It's a thing of beauty to see one of the best guitarists in recorded history reach his creative peak after so many years of effort and doubt.
Known almost exclusively as the former guitarist for Blur to North American audiences, Graham Coxon has now released seven complete solo records, with four of those coming while he was still an active member of Oasis' nemesis. They portrayed Coxon in a lo-fi bedroom producer light, often playing all of the instruments himself. While battling alcoholism in 2002, his time with Blur ended as the band sought to have Fatboy Slim produce what would be their last album, Think Tank, and he didn't like the direction. Fatboy only ended up working on a couple tracks, adding a certain discoloration to an already spotty release (the Slim produced "Crazy Beat" remains one of their worst ever tracks).
While Graham's first four records had charted on a downward curve from 31 to well over 100, he surprised everyone in 2004 with Happiness in Magazines. Produced by former Smiths and Blur knob-twiddler Stephen Street, the album quickly became his most successful yet as it shot to #19, and earned Graham the NME "Best Solo Artist" award. That record toned down his previous lo-fi sound in lieu of ballsy garage rock hybrids and the occasional string section. That pivotal moment showed that Blur, in fact, needed Coxon, and not the other way around.
Life kept on getting better for Graham. He quit drinking, had a daughter, and returned to #24 on the UK charts with 2006's Love Travels at Illegal Speeds. Granted, his own indie imprint Transcopic petered out between albums, but that seemed to hit him like one less thing to worry about. He guided tabloid darling Pete Doherty (The Libertines) into forging his solo debut early in 2009, lending his legendary chops to all but a single track on Grace/Wastelands. Graham also found time to rekindle his fragmented friendship with Damon Albarn, and as of this review is currently set to rejoin the Britpop legends after five years away for some festival gigs this summer.
The amazement continues with The Spinning Top. Happiness has been known to breed creative complacency, hence the "experimental" recordings of John and Yoko and the last three lukewarm Super Furry Animals albums. Yet, Coxon's seventh solo record – and third straight to be recorded by Street – pushes his sound to a new realm, even as Graham sounds as if he exists in absolute rapture. Akin to Howl, the arguably the single greatest album Black Rebel Motorcycle Club ever made, Spinning Top focuses heavily on acoustic instruments. Combined with Graham's distinctively youthful voice, it is an almost sickly sweet, good time summer record.

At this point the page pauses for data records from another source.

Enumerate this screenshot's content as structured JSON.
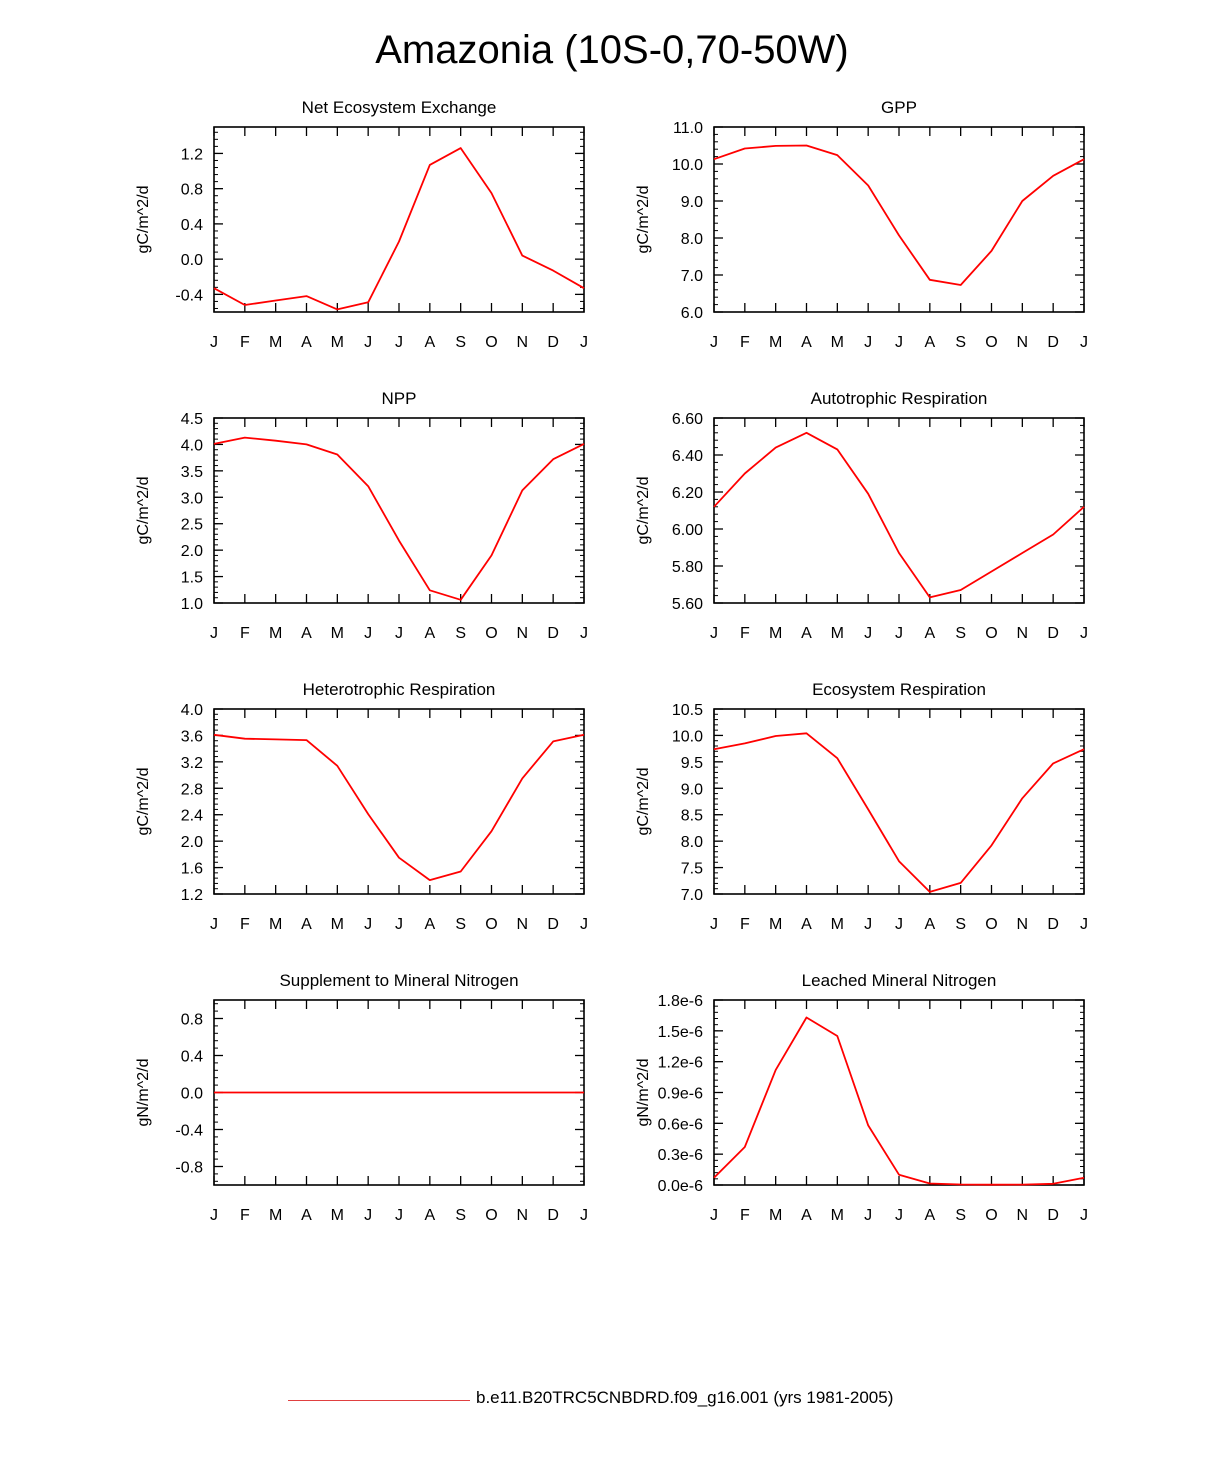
{
  "title": "Amazonia (10S-0,70-50W)",
  "legend": {
    "label": "b.e11.B20TRC5CNBDRD.f09_g16.001 (yrs 1981-2005)",
    "color": "#e04040"
  },
  "line_color": "#ff0000",
  "chart_data": [
    {
      "type": "line",
      "title": "Net Ecosystem Exchange",
      "ylabel": "gC/m^2/d",
      "categories": [
        "J",
        "F",
        "M",
        "A",
        "M",
        "J",
        "J",
        "A",
        "S",
        "O",
        "N",
        "D",
        "J"
      ],
      "ylim": [
        -0.6,
        1.5
      ],
      "yticks": [
        -0.4,
        0.0,
        0.4,
        0.8,
        1.2
      ],
      "ytick_labels": [
        "-0.4",
        "0.0",
        "0.4",
        "0.8",
        "1.2"
      ],
      "values": [
        -0.33,
        -0.52,
        -0.47,
        -0.42,
        -0.57,
        -0.49,
        0.2,
        1.07,
        1.26,
        0.75,
        0.04,
        -0.13,
        -0.33
      ]
    },
    {
      "type": "line",
      "title": "GPP",
      "ylabel": "gC/m^2/d",
      "categories": [
        "J",
        "F",
        "M",
        "A",
        "M",
        "J",
        "J",
        "A",
        "S",
        "O",
        "N",
        "D",
        "J"
      ],
      "ylim": [
        6.0,
        11.0
      ],
      "yticks": [
        6.0,
        7.0,
        8.0,
        9.0,
        10.0,
        11.0
      ],
      "ytick_labels": [
        "6.0",
        "7.0",
        "8.0",
        "9.0",
        "10.0",
        "11.0"
      ],
      "values": [
        10.13,
        10.42,
        10.49,
        10.5,
        10.24,
        9.42,
        8.07,
        6.87,
        6.73,
        7.65,
        9.0,
        9.68,
        10.13
      ]
    },
    {
      "type": "line",
      "title": "NPP",
      "ylabel": "gC/m^2/d",
      "categories": [
        "J",
        "F",
        "M",
        "A",
        "M",
        "J",
        "J",
        "A",
        "S",
        "O",
        "N",
        "D",
        "J"
      ],
      "ylim": [
        1.0,
        4.5
      ],
      "yticks": [
        1.0,
        1.5,
        2.0,
        2.5,
        3.0,
        3.5,
        4.0,
        4.5
      ],
      "ytick_labels": [
        "1.0",
        "1.5",
        "2.0",
        "2.5",
        "3.0",
        "3.5",
        "4.0",
        "4.5"
      ],
      "values": [
        4.01,
        4.13,
        4.07,
        4.0,
        3.81,
        3.21,
        2.18,
        1.24,
        1.06,
        1.9,
        3.13,
        3.72,
        4.01
      ]
    },
    {
      "type": "line",
      "title": "Autotrophic Respiration",
      "ylabel": "gC/m^2/d",
      "categories": [
        "J",
        "F",
        "M",
        "A",
        "M",
        "J",
        "J",
        "A",
        "S",
        "O",
        "N",
        "D",
        "J"
      ],
      "ylim": [
        5.6,
        6.6
      ],
      "yticks": [
        5.6,
        5.8,
        6.0,
        6.2,
        6.4,
        6.6
      ],
      "ytick_labels": [
        "5.60",
        "5.80",
        "6.00",
        "6.20",
        "6.40",
        "6.60"
      ],
      "values": [
        6.12,
        6.3,
        6.44,
        6.52,
        6.43,
        6.19,
        5.87,
        5.63,
        5.67,
        5.77,
        5.87,
        5.97,
        6.12
      ]
    },
    {
      "type": "line",
      "title": "Heterotrophic Respiration",
      "ylabel": "gC/m^2/d",
      "categories": [
        "J",
        "F",
        "M",
        "A",
        "M",
        "J",
        "J",
        "A",
        "S",
        "O",
        "N",
        "D",
        "J"
      ],
      "ylim": [
        1.2,
        4.0
      ],
      "yticks": [
        1.2,
        1.6,
        2.0,
        2.4,
        2.8,
        3.2,
        3.6,
        4.0
      ],
      "ytick_labels": [
        "1.2",
        "1.6",
        "2.0",
        "2.4",
        "2.8",
        "3.2",
        "3.6",
        "4.0"
      ],
      "values": [
        3.61,
        3.55,
        3.54,
        3.53,
        3.14,
        2.41,
        1.75,
        1.41,
        1.54,
        2.15,
        2.95,
        3.51,
        3.61
      ]
    },
    {
      "type": "line",
      "title": "Ecosystem Respiration",
      "ylabel": "gC/m^2/d",
      "categories": [
        "J",
        "F",
        "M",
        "A",
        "M",
        "J",
        "J",
        "A",
        "S",
        "O",
        "N",
        "D",
        "J"
      ],
      "ylim": [
        7.0,
        10.5
      ],
      "yticks": [
        7.0,
        7.5,
        8.0,
        8.5,
        9.0,
        9.5,
        10.0,
        10.5
      ],
      "ytick_labels": [
        "7.0",
        "7.5",
        "8.0",
        "8.5",
        "9.0",
        "9.5",
        "10.0",
        "10.5"
      ],
      "values": [
        9.74,
        9.85,
        9.99,
        10.04,
        9.57,
        8.6,
        7.62,
        7.04,
        7.21,
        7.92,
        8.81,
        9.47,
        9.74
      ]
    },
    {
      "type": "line",
      "title": "Supplement to Mineral Nitrogen",
      "ylabel": "gN/m^2/d",
      "categories": [
        "J",
        "F",
        "M",
        "A",
        "M",
        "J",
        "J",
        "A",
        "S",
        "O",
        "N",
        "D",
        "J"
      ],
      "ylim": [
        -1.0,
        1.0
      ],
      "yticks": [
        -0.8,
        -0.4,
        0.0,
        0.4,
        0.8
      ],
      "ytick_labels": [
        "-0.8",
        "-0.4",
        "0.0",
        "0.4",
        "0.8"
      ],
      "values": [
        0,
        0,
        0,
        0,
        0,
        0,
        0,
        0,
        0,
        0,
        0,
        0,
        0
      ]
    },
    {
      "type": "line",
      "title": "Leached Mineral Nitrogen",
      "ylabel": "gN/m^2/d",
      "categories": [
        "J",
        "F",
        "M",
        "A",
        "M",
        "J",
        "J",
        "A",
        "S",
        "O",
        "N",
        "D",
        "J"
      ],
      "ylim": [
        0.0,
        1.8e-06
      ],
      "yticks": [
        0.0,
        3e-07,
        6e-07,
        9e-07,
        1.2e-06,
        1.5e-06,
        1.8e-06
      ],
      "ytick_labels": [
        "0.0e-6",
        "0.3e-6",
        "0.6e-6",
        "0.9e-6",
        "1.2e-6",
        "1.5e-6",
        "1.8e-6"
      ],
      "values": [
        7e-08,
        3.7e-07,
        1.12e-06,
        1.63e-06,
        1.45e-06,
        5.8e-07,
        1e-07,
        1.5e-08,
        5e-09,
        3e-09,
        4e-09,
        1.2e-08,
        7e-08
      ]
    }
  ]
}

With Graham's selection of Fenders and Gibsons mostly riding the bench, we get to see his nimble dexterity on an acoustic guitar with an unobstructed view. He lists his current influences as Martin Carthy, Davey Graham, and John Fahey, and those come through clearly along with a little Nick Drake and a side of the usual Syd Barrett. Rich melodies give a tangible vibrancy to this concept album, which reportedly follows a man from birth to death. Not only does Coxon know how to write a song, he can write a dozen on a progressive theme. There is nothing about this record that isn't awe-inspiring.
"In The Morning" is nothing short of epic. It's over eight minutes long, based entirely on a precisely plucked guitar progression over an upright bass, with some ethereal female vocal support, a tambourine, chirping birds, and what sounds like a banjo violin marking he end of each cycle. If it isn't 10AM on a blazing Sunday morning when you start that track, at least you will at least believe it is.
"Humble Man" falls in line with Howl on its bass progression and straight rock drums until a phased out slacker guitar rolls in to color the lead melody, breaking out during the bridge into a swirling guitar battling itself. "Sorrow's Army" could fit on Howl too, with its fierce, bluesy guitar tune that chugs along through the addition of a classic R&B rhythm section. Conversely, "Perfect Love" shows Graham's more innocent and playful side, with pining, naively optimistic lyrics over a chipper Jack Johnson guitar until the midway point, when a warbly horn and shakers, among other things, take the festivities to bossa nova land.
Admittedly, I don't hear the supposed life cycle lyrical storyboard here, but what I do hear is equally as profound. I hear one of the best guitarists in recorded history gaining perspective on his own life through the eyes of his child, and becoming a more rounded human being before our ears. With only the confidence that kind of young, pure, unambiguous love can provide, he felt comfortable enough to produce one of his most honest, unabashed, unpretentious, and downright joyful records. I couldn't be happier for him.